Consequently, risk communications should incorporate this uncertainty, not ignore it, towards psychological prevention resources. This type of approach has been successful in the past, as Boscarino et al. [14] reported that worksite crisis interventions offered by NYC employers immediately after the World Trade Centre (WTC) attacks were effective in reducing the number of mental health problems (including binge drinking, depression, PTSD severity, and anxiety symptoms).

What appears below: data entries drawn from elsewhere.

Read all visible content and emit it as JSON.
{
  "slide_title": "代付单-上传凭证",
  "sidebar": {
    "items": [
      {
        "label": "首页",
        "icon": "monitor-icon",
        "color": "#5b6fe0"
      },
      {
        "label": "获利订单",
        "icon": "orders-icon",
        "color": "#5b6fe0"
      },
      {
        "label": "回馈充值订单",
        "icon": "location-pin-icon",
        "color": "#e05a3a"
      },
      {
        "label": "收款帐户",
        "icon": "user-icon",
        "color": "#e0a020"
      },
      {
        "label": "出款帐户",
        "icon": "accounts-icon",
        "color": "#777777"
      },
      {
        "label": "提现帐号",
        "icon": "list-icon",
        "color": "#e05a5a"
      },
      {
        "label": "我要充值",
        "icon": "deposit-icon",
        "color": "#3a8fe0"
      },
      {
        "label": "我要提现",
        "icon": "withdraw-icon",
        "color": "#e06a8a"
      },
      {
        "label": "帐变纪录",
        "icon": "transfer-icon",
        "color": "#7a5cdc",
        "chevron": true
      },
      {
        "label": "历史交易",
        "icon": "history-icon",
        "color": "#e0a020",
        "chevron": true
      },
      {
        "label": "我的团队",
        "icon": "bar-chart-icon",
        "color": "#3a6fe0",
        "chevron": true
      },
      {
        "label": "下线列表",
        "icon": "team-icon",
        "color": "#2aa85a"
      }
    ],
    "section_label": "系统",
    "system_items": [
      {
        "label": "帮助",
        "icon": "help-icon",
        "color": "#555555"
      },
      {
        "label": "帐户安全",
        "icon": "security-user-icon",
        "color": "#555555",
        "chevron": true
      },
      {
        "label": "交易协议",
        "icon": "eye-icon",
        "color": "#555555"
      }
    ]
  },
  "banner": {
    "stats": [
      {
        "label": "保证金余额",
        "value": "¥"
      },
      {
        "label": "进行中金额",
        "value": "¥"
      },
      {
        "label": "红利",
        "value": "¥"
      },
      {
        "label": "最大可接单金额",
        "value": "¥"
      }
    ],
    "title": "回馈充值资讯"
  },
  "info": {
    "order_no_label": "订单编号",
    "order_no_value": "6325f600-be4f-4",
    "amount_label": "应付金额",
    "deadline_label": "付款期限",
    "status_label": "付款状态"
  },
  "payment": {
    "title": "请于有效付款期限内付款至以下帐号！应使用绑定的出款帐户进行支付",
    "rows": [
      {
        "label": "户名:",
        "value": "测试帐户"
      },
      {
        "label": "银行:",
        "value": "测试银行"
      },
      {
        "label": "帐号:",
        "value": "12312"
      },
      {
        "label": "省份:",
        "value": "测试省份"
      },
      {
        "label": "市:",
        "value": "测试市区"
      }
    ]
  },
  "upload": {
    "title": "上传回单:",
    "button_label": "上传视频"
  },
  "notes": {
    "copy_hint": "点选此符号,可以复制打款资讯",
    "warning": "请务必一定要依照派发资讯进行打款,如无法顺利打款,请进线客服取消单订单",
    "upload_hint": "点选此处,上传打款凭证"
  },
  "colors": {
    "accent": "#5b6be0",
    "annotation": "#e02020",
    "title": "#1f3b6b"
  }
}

Some studies proposed dispositional optimism as a preventive measure, a generally stable expectation that good things will happen [47]. These studies have linked dispositional optimism to more effective coping strategies, which leads to positive health behaviors, including a stable mental health state, leading to better health outcomes [48]. Ultimately, it will help buffer stressors, increase perceived social support, and improve health behaviors. Hence, screening for optimism to mitigate adverse mental health effects and enhance the recovery of individuals affected by COVID-19 impact is highly recommended.
Recommendations
To facilitate effective and adequate mental health services during this COVID-19 pandemic, we recommend that the knowledge and skillset gap among professionals should be bridged, especially in low-resource settings. Secondly, early engagement of concerned participants and an unconditional partnership approach with clearly defined roles and responsibilities for all parties is highly recommended to ensure authenticity and altruistic commitment to service. Thirdly, the implementation of supportive interventions geared towards improving the perceived attitude of the populace concerning mental health understanding is of utmost importance. Additionally, programs to mitigate COVID-19-related stress among HCWs should be developed, as these should integrate the preferences of HCWs [49]. For future unforeseen infectious disease pandemics, the US should consider proactive budgeting and resources to the mental health sector to prevent the burden of the disease. Finally, the US Congress should make policies incorporating mental health-related complications in planning infectious disease epidemic management.
Conclusions
Psychosocial support may be needed for severely symptomatic patients recuperating from COVID-19 illness with possible near-death related experiences. Finally, consideration should be given to homeless people with mental illness concerning adapting the social distancing and home isolation management protocol; Hence, healthcare providers should recognize the need to communicate with the designated drop-in centers for the homeless to avoid losing patients to follow-up. In conclusion, mental health specialists should be made available while there is still a considerable burden on mental health from COVID-19 and a vast void in understanding its pathogenicity. Human and financial resources should be incorporated into the management protocol of the epidemic and the post-pandemic era because public health surveillance of mental health conditions should be an essential component of global health security efforts. Thus, mental health workers need to be aware of these developments and become more involved with preparations and management related to the psychosocial mitigation of COVID-19 impact and other public health threats in the future.
The authors have declared that no competing interests exist.